The Obama Administration and the Energy Department formed an advisory commission on fracking, headed by former CIA director John Deuss, a board member of both Citigroup (a bank that funds fracking companies) and Halliburton. Of the seven commission members, six had ties to the energy industry. Their report in 2011, not unsurprisingly, called shale gas, ‘the best piece of news about energy in the last 50 years’.

Shale needs to be fracked using a mixture of hot water, sand, and poisonous chemicals, the composition of which fracking companies claim to be proprietary secrets, and disclosing them would make them less competitive. However, scientists who have analyzed fracking fluid discovered the following substances common to diesel fuel: Benzene, Ethylbenzene, Toluene, Xylene, Naphthalene, Methanol, Formaldehyde, Ethylene glycol, Glycol ethers, Hydrochloric acid, Sodium hydroxide. Most fracking companies surveyed by a 2010 Congressional Committee admitted that diesel fuel is part of their fracking mixture. Where diesel fuel was not used, chemical mixtures includes high levels of benzene, a tiny amount of which can poison millions of gallons of water.

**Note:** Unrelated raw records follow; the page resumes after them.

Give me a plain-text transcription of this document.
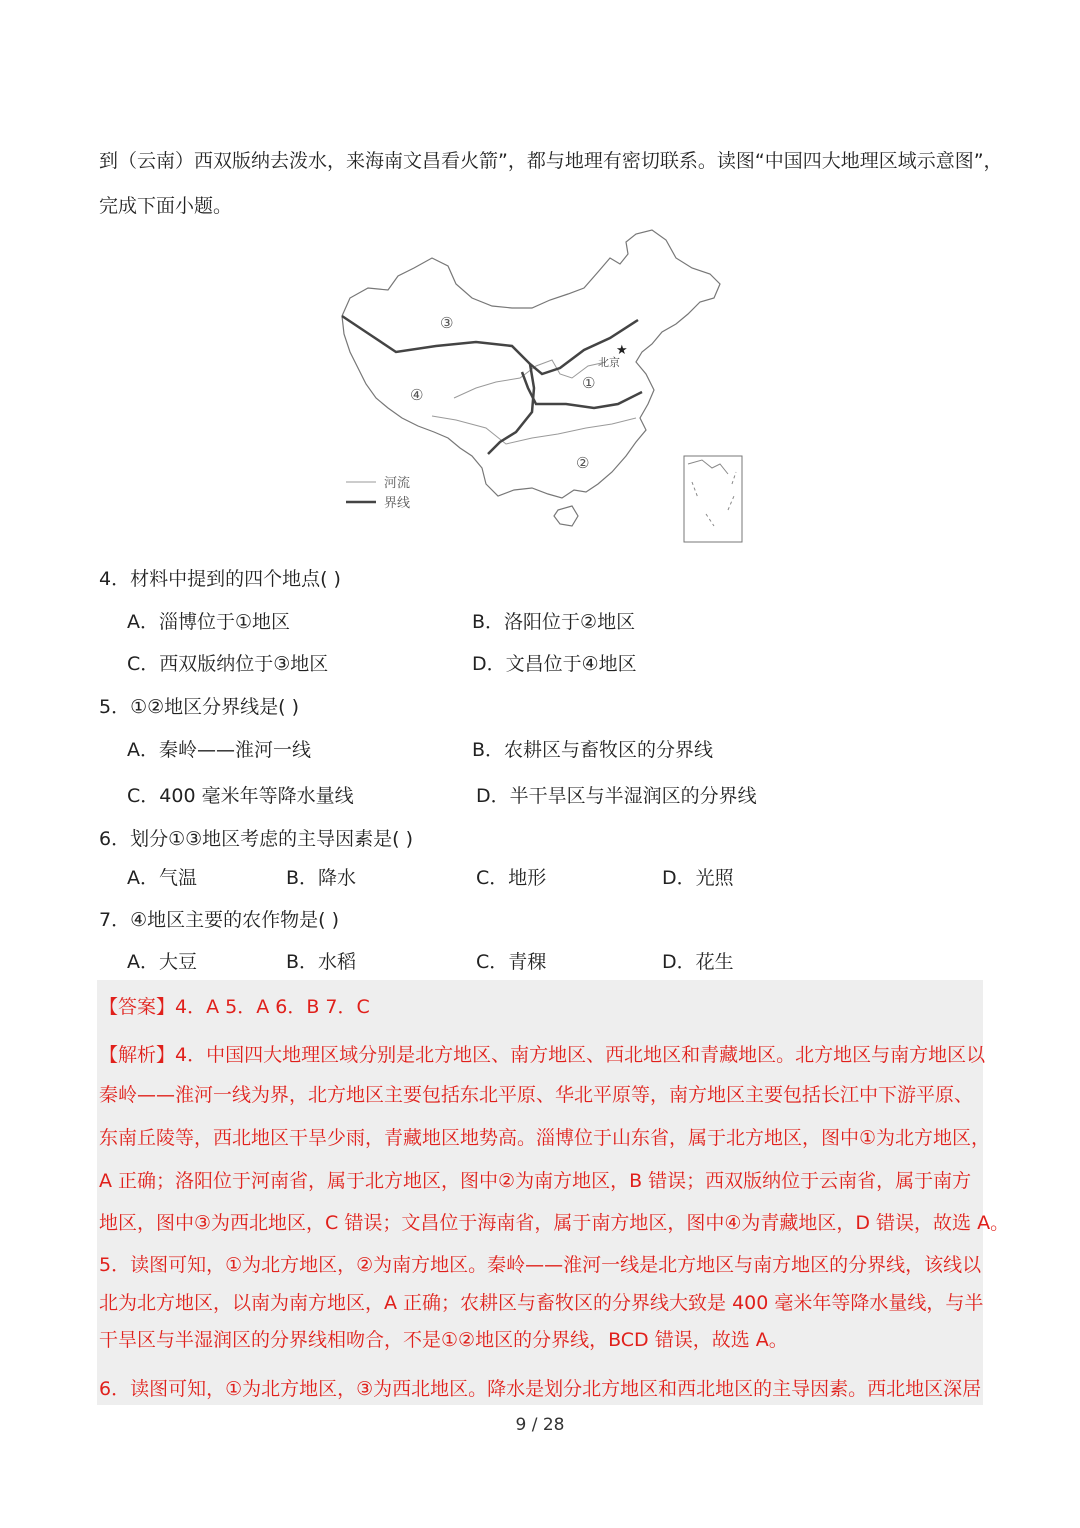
到（云南）西双版纳去泼水，来海南文昌看火箭”，都与地理有密切联系。读图“中国四大地理区域示意图”，
完成下面小题。
★
北京
①
②
③
④
河流
界线
4．材料中提到的四个地点( )
A．淄博位于①地区	B．洛阳位于②地区
C．西双版纳位于③地区	D．文昌位于④地区
5．①②地区分界线是( )
A．秦岭——淮河一线	B．农耕区与畜牧区的分界线
C．400 毫米年等降水量线	D．半干旱区与半湿润区的分界线
6．划分①③地区考虑的主导因素是( )
A．气温	B．降水	C．地形	D．光照
7．④地区主要的农作物是( )
A．大豆	B．水稻	C．青稞	D．花生
【答案】4．A 5．A 6．B 7．C
【解析】4．中国四大地理区域分别是北方地区、南方地区、西北地区和青藏地区。北方地区与南方地区以
秦岭——淮河一线为界，北方地区主要包括东北平原、华北平原等，南方地区主要包括长江中下游平原、
东南丘陵等，西北地区干旱少雨，青藏地区地势高。淄博位于山东省，属于北方地区，图中①为北方地区，
A 正确；洛阳位于河南省，属于北方地区，图中②为南方地区，B 错误；西双版纳位于云南省，属于南方
地区，图中③为西北地区，C 错误；文昌位于海南省，属于南方地区，图中④为青藏地区，D 错误，故选 A。
5．读图可知，①为北方地区，②为南方地区。秦岭——淮河一线是北方地区与南方地区的分界线，该线以
北为北方地区，以南为南方地区，A 正确；农耕区与畜牧区的分界线大致是 400 毫米年等降水量线，与半
干旱区与半湿润区的分界线相吻合，不是①②地区的分界线，BCD 错误，故选 A。
6．读图可知，①为北方地区，③为西北地区。降水是划分北方地区和西北地区的主导因素。西北地区深居
9 / 28
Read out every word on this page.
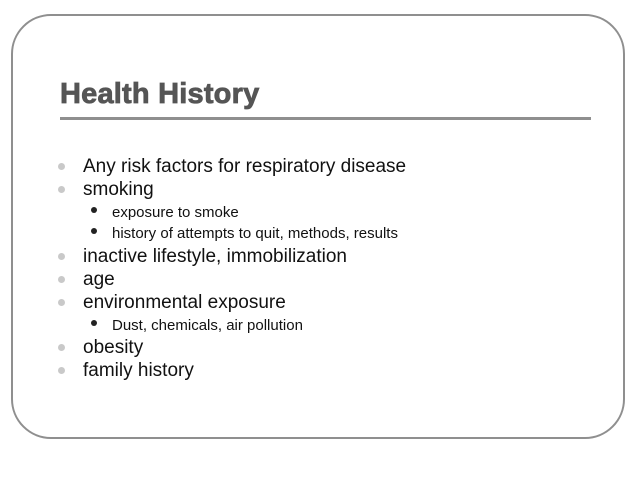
Health History
Any risk factors for respiratory disease
smoking
exposure to smoke
history of attempts to quit, methods, results
inactive lifestyle, immobilization
age
environmental exposure
Dust, chemicals, air pollution
obesity
family history
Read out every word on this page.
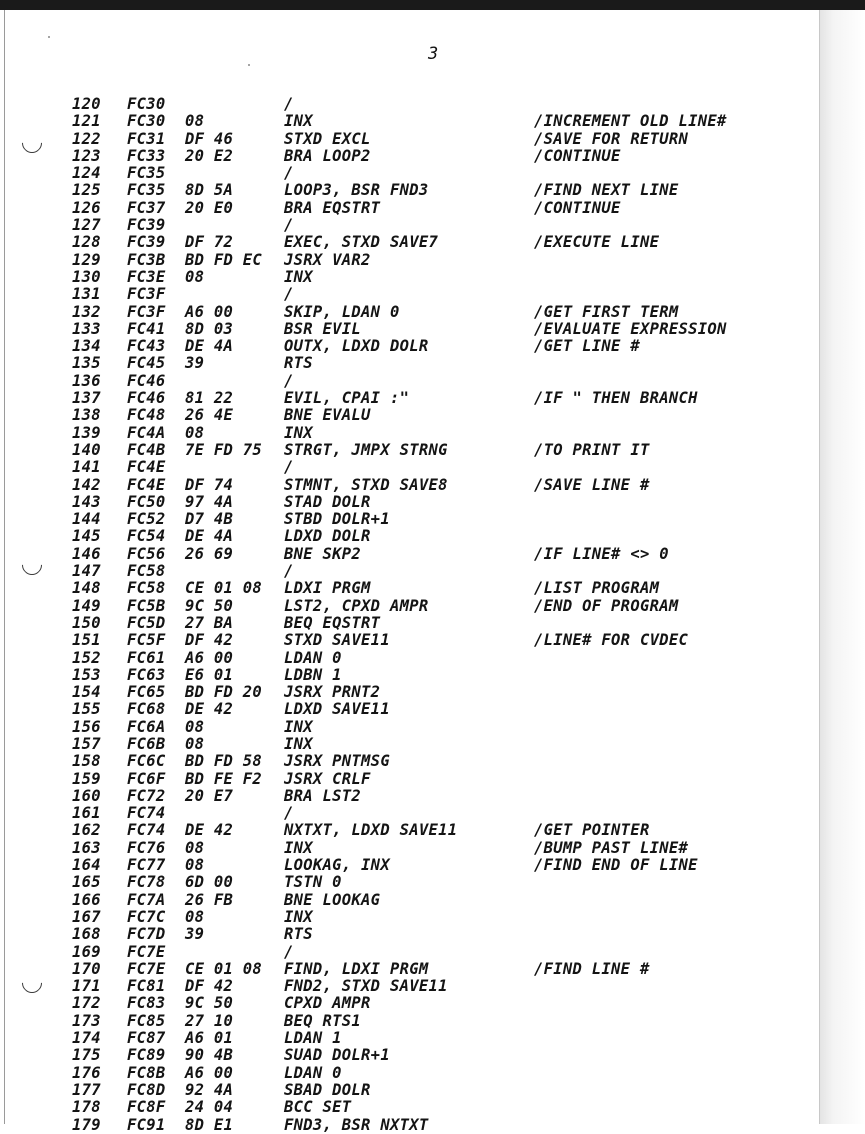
3
120 FC30	/
121 FC30 08	INX	/INCREMENT OLD LINE#
122 FC31 DF 46	STXD EXCL	/SAVE FOR RETURN
123 FC33 20 E2	BRA LOOP2	/CONTINUE
124 FC35	/
125 FC35 8D 5A	LOOP3, BSR FND3	/FIND NEXT LINE
126 FC37 20 E0	BRA EQSTRT	/CONTINUE
127 FC39	/
128 FC39 DF 72	EXEC, STXD SAVE7	/EXECUTE LINE
129 FC3B BD FD EC JSRX VAR2
130 FC3E 08	INX
131 FC3F	/
132 FC3F A6 00	SKIP, LDAN 0	/GET FIRST TERM
133 FC41 8D 03	BSR EVIL	/EVALUATE EXPRESSION
134 FC43 DE 4A	OUTX, LDXD DOLR	/GET LINE #
135 FC45 39	RTS
136 FC46	/
137 FC46 81 22	EVIL, CPAI :"	/IF " THEN BRANCH
138 FC48 26 4E	BNE EVALU
139 FC4A 08	INX
140 FC4B 7E FD 75 STRGT, JMPX STRNG	/TO PRINT IT
141 FC4E	/
142 FC4E DF 74	STMNT, STXD SAVE8	/SAVE LINE #
143 FC50 97 4A	STAD DOLR
144 FC52 D7 4B	STBD DOLR+1
145 FC54 DE 4A	LDXD DOLR
146 FC56 26 69	BNE SKP2	/IF LINE# <> 0
147 FC58	/
148 FC58 CE 01 08 LDXI PRGM	/LIST PROGRAM
149 FC5B 9C 50	LST2, CPXD AMPR	/END OF PROGRAM
150 FC5D 27 BA	BEQ EQSTRT
151 FC5F DF 42	STXD SAVE11	/LINE# FOR CVDEC
152 FC61 A6 00	LDAN 0
153 FC63 E6 01	LDBN 1
154 FC65 BD FD 20 JSRX PRNT2
155 FC68 DE 42	LDXD SAVE11
156 FC6A 08	INX
157 FC6B 08	INX
158 FC6C BD FD 58 JSRX PNTMSG
159 FC6F BD FE F2 JSRX CRLF
160 FC72 20 E7	BRA LST2
161 FC74	/
162 FC74 DE 42	NXTXT, LDXD SAVE11	/GET POINTER
163 FC76 08	INX	/BUMP PAST LINE#
164 FC77 08	LOOKAG, INX	/FIND END OF LINE
165 FC78 6D 00	TSTN 0
166 FC7A 26 FB	BNE LOOKAG
167 FC7C 08	INX
168 FC7D 39	RTS
169 FC7E	/
170 FC7E CE 01 08 FIND, LDXI PRGM	/FIND LINE #
171 FC81 DF 42	FND2, STXD SAVE11
172 FC83 9C 50	CPXD AMPR
173 FC85 27 10	BEQ RTS1
174 FC87 A6 01	LDAN 1
175 FC89 90 4B	SUAD DOLR+1
176 FC8B A6 00	LDAN 0
177 FC8D 92 4A	SBAD DOLR
178 FC8F 24 04	BCC SET
179 FC91 8D E1	FND3, BSR NXTXT
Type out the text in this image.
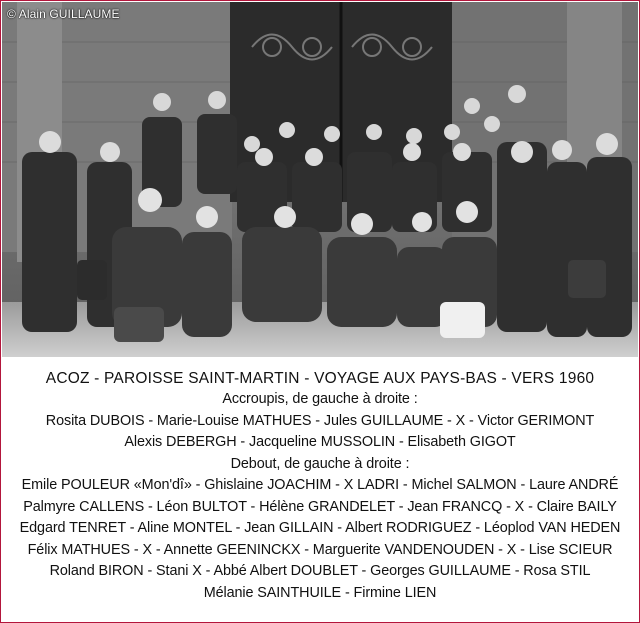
© Alain GUILLAUME
ACOZ - PAROISSE SAINT-MARTIN - VOYAGE AUX PAYS-BAS - VERS 1960
Accroupis, de gauche à droite :
Rosita DUBOIS - Marie-Louise MATHUES - Jules GUILLAUME - X - Victor GERIMONT
Alexis DEBERGH - Jacqueline MUSSOLIN - Elisabeth GIGOT
Debout, de gauche à droite :
Emile POULEUR «Mon'dî» - Ghislaine JOACHIM - X LADRI - Michel SALMON - Laure ANDRÉ
Palmyre CALLENS - Léon BULTOT - Hélène GRANDELET - Jean FRANCQ - X - Claire BAILY
Edgard TENRET - Aline MONTEL - Jean GILLAIN - Albert RODRIGUEZ - Léoplod VAN HEDEN
Félix MATHUES - X - Annette GEENINCKX - Marguerite VANDENOUDEN - X - Lise SCIEUR
Roland BIRON - Stani X - Abbé Albert DOUBLET - Georges GUILLAUME - Rosa STIL
Mélanie SAINTHUILE - Firmine LIEN
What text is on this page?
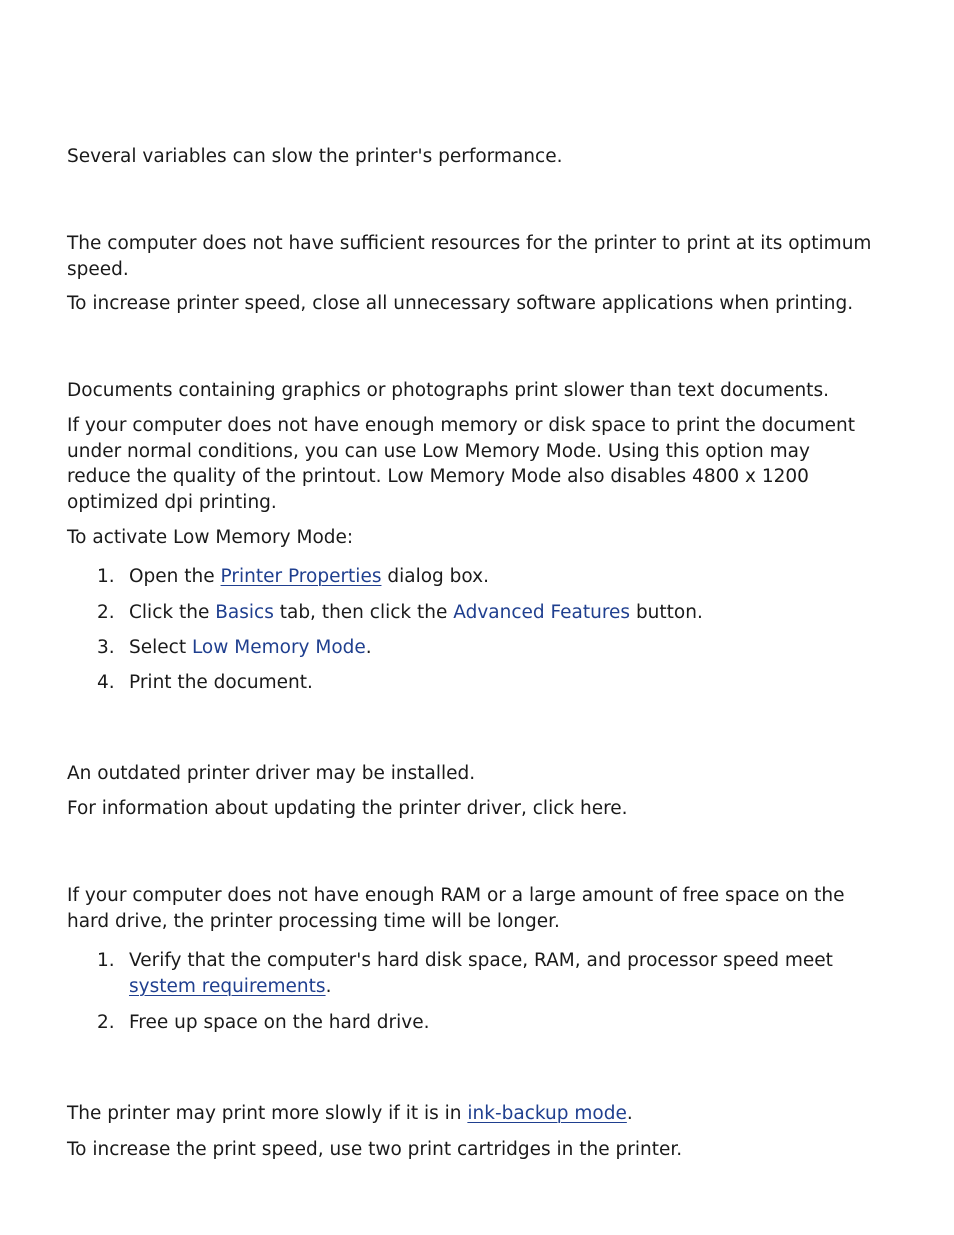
Several variables can slow the printer's performance.

The computer does not have sufficient resources for the printer to print at its optimum speed.

To increase printer speed, close all unnecessary software applications when printing.

Documents containing graphics or photographs print slower than text documents.

If your computer does not have enough memory or disk space to print the document under normal conditions, you can use Low Memory Mode. Using this option may reduce the quality of the printout. Low Memory Mode also disables 4800 x 1200 optimized dpi printing.

To activate Low Memory Mode:

1. Open the Printer Properties dialog box.
2. Click the Basics tab, then click the Advanced Features button.
3. Select Low Memory Mode.
4. Print the document.

An outdated printer driver may be installed.

For information about updating the printer driver, click here.

If your computer does not have enough RAM or a large amount of free space on the hard drive, the printer processing time will be longer.

1. Verify that the computer's hard disk space, RAM, and processor speed meet system requirements.
2. Free up space on the hard drive.

The printer may print more slowly if it is in ink-backup mode.

To increase the print speed, use two print cartridges in the printer.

Theo Colburn, PhD, director of the Endocrine Disruption Exchange, Colorado, identified 65 chemicals that are probably used in fracking fluids. These included benzene, glycol-ethers, toluene, and ethanol, all of which have been linked to health problems when human exposure is too high. In 2012, ShaleTest visited many fracking sites in North Texas, monitoring ambient air using stainless steel summa canisters. Results showed the presence of the known carcinogen benzene. “It is unacceptable that the natural gas industries are ignoring the devastating impacts they have on citizens and the environment”, commented Susan Sullivan, board member of ShaleTest.